1. The Search Query: applies across all tables directly or indirectly connected to a contact. This also applied to all component searches

2. The "Mailing List Query": The query which figures out what contacts will be sent the mail

3. The dedupe process from finding the list of contacts that can be potentially merged to the actual selective merging of data from one contact to the other

4. (a bonus) Import is quite complex from a sql perspective especially if you want to batch and optimize it.

For an active record implementation, i'd vote for the dedupe process

Also interested on your thoughts and comments on the Zend Framework and how suitable it is for CiviCRM going forward?

lobo

We're just beginning this effort. CiviEvent was chosen for the first test because it is a small component and therefore approachable. So far, ZF has been working well with PHPUnit to do test driven development. It's really nice to write a line or two of code, push F6 and run all the unit tests in a second or two. We're learning a lot about Zend Framework and the process of developing with it and PHPUnit. As you noticed, there is as yet no integration with the CiviEvent user interface. There is a lot of support for forms in Zend Framework that we have not yet explored. As we do, perhaps we can learn enough to give an intelligent answer to your question about whether Zend Framework is suitable for CiviCRM.
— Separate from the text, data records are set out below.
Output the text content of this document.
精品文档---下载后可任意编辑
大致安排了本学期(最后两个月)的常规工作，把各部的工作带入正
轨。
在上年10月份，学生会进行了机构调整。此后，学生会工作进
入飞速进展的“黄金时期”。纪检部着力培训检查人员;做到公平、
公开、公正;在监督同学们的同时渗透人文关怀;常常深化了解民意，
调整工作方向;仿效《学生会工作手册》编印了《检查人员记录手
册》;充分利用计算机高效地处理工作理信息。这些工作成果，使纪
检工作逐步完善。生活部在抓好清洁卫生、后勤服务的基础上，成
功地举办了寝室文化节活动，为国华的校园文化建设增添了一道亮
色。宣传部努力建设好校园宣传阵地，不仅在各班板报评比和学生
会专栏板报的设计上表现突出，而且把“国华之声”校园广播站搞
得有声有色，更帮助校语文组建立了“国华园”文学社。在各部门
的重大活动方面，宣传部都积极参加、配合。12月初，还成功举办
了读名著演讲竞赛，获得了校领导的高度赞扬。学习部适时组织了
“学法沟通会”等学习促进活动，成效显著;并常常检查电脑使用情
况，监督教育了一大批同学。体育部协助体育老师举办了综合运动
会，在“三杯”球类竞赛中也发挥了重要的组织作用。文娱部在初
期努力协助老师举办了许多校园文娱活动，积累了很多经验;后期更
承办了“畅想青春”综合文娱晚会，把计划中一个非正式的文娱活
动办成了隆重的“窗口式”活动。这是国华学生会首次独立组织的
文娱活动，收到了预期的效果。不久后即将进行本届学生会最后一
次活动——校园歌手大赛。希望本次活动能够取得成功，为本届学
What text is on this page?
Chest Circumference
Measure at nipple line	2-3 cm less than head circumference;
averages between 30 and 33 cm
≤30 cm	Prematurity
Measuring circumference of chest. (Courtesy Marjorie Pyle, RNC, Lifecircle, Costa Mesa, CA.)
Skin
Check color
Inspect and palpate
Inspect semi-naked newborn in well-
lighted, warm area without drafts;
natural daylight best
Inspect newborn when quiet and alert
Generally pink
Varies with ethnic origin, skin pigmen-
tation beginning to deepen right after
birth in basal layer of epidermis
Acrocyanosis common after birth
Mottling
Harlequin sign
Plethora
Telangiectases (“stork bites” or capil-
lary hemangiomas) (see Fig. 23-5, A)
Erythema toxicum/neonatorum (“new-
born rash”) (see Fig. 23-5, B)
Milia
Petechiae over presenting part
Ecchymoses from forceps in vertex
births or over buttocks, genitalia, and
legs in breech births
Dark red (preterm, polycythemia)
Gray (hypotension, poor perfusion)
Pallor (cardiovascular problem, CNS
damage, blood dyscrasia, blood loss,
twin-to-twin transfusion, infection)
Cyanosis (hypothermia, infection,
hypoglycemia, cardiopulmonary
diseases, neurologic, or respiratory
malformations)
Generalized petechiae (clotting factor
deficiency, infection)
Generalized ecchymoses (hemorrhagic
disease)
ZF has been high on our list of potential frameworks that we can/should adopt. However their forms package still need the ability to handle multiple form pages in a clean AND easy AND transparent manner. Building a multi-page form within CiviCRM is crucial, in prior version ZF support for this was not great. However there were a couple of proposals that were planning to address it, so punting that to a later stage might help

that said, i took a quick glance at 1.8.4 and it does seem that sub-forms are part of the main package now :)

lobo

Have you looked at Symfony at all? There is a lot to like about that framework (one of them being the use of Doctrine as the ORM layer). Here is a tutorial on multi page forms in Symfony. Tell me what you think. I am not up on server side generated multi page forms.

That brings me to my question: is there any real need for a special multiple form library? If so, why? We have been doing multiple form interfaces and never required any. Not sure I am understanding the issue.

At this point in time we are not evaluating or looking at frameworks. We want to get 2.3 out the door. for some future release we will take a look at what framework we can potentially use, but we just dont have the time to carry out the exercise right now. If you'll have a fair amount of free time, please help out by QA'ing 2.3

IMO, it is not very polite to call other folks irresponsible when you have no idea what their schedule / work load / obligations are.